Savings in destination countries from recruited doctors

Destination countries do not have to provide medical school training to doctors who successfully pass licensing examinations. Therefore destination countries benefit from not having trained recruited doctors. Based on the number of doctors working from the nine source countries and the average cost of medical education in these countries, this equals a saving of at least $621m for Australia, $384m for Canada, $2.7bn for the United Kingdom, and $846m for the United States; $4.55bn in total. As the United Kingdom had the largest number of African doctors practising, its savings were the largest.

Discussion

Ethiopia, Kenya, Malawi, Nigeria, South Africa, Uganda, Tanzania, Zambia, and Zimbabwe have lost more than $2bn from training doctors who then migrated to one of the four developed countries: Australia, Canada, United Kingdom, United States. Medical education is typically highly subsidised by the public sector in African nations, with more than half of the medical schools in sub-Saharan Africa either offering free tuition or charging less than $1000 yearly. At the same time, destination countries have saved billions of dollars in training costs by recruiting doctors who have been trained abroad. As international efforts are focusing on strengthening health systems, the development of human resources should be a core component of support from developed nations.

Strengths and weaknesses of the study

Our study has several strengths and limitations. Strengths included the use of conservative estimates of costs and lost investments compared with interest rates often reported by differing international financial institutions; we chose interest rates on the lower end of available data to avoid the overestimation of lost investments. When, for example, we applied a sensitivity analysis examining deposit rates, the lost investment increased to over $10bn. We do not know the number of doctors who emigrated to the destination countries but never entered medical practice nor did we quantify the number of doctors practising outside the four destination countries in settings such as Saudi Arabia, a popular destination for new graduates. Both of these limitations may result in underestimates of the true loss to the source countries under study. However, we did not consider the number of doctors who return to their source countries nor examine the benefits of doctors sending financial resources back to families in the home countries. While these factors may mitigate the losses, little is known about how widespread or systematic they may be. Remittance by all professionals to sub-Saharan Africa in 2010 is estimated at $21.5bn, a growth of 5.5% from the previous year. A recent survey estimated that doctors typically remit $4500 yearly to their source countries. Remittances typically go to family members rather than the state and so it is impossible to quantify the impact of remittances on the local economy.

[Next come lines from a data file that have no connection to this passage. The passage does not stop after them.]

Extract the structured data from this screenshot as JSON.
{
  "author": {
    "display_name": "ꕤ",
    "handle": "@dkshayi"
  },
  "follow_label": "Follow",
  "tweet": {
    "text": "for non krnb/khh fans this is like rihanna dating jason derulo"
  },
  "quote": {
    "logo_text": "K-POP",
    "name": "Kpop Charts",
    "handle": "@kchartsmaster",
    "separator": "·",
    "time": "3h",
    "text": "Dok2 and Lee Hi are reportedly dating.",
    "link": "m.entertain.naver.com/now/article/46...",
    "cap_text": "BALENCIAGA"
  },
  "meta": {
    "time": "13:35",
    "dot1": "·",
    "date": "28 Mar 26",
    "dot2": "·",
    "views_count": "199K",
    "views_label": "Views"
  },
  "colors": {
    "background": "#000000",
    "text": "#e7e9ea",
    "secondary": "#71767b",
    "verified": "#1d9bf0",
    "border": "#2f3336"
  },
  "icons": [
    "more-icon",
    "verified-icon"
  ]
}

To the best of our ability we assessed whether education in the source countries is government supported, private, or a combination of the two, but recognise that this may change over differing time periods and differing governments. For example, Uganda has recently changed its public university coverage to focus solely on science, thereby increasing the number of medical school attendees with government coverage. Our study assumes that students go directly from secondary school to medical school and does not account for those who have received previous medical training, including former nurses and clinical officers. We used the current gross domestic product as a proxy of costs for primary and secondary schools. Gross domestic product in sub-Saharan African countries has fluctuated over the past four decades and it is possible that a different gross domestic product would alter our study findings for pre-university education. Finally, although confidence intervals are provided, these assume a fixed interest rate through time. Given the current poor economic climate, these results are conservative and we acknowledge a higher degree of variance.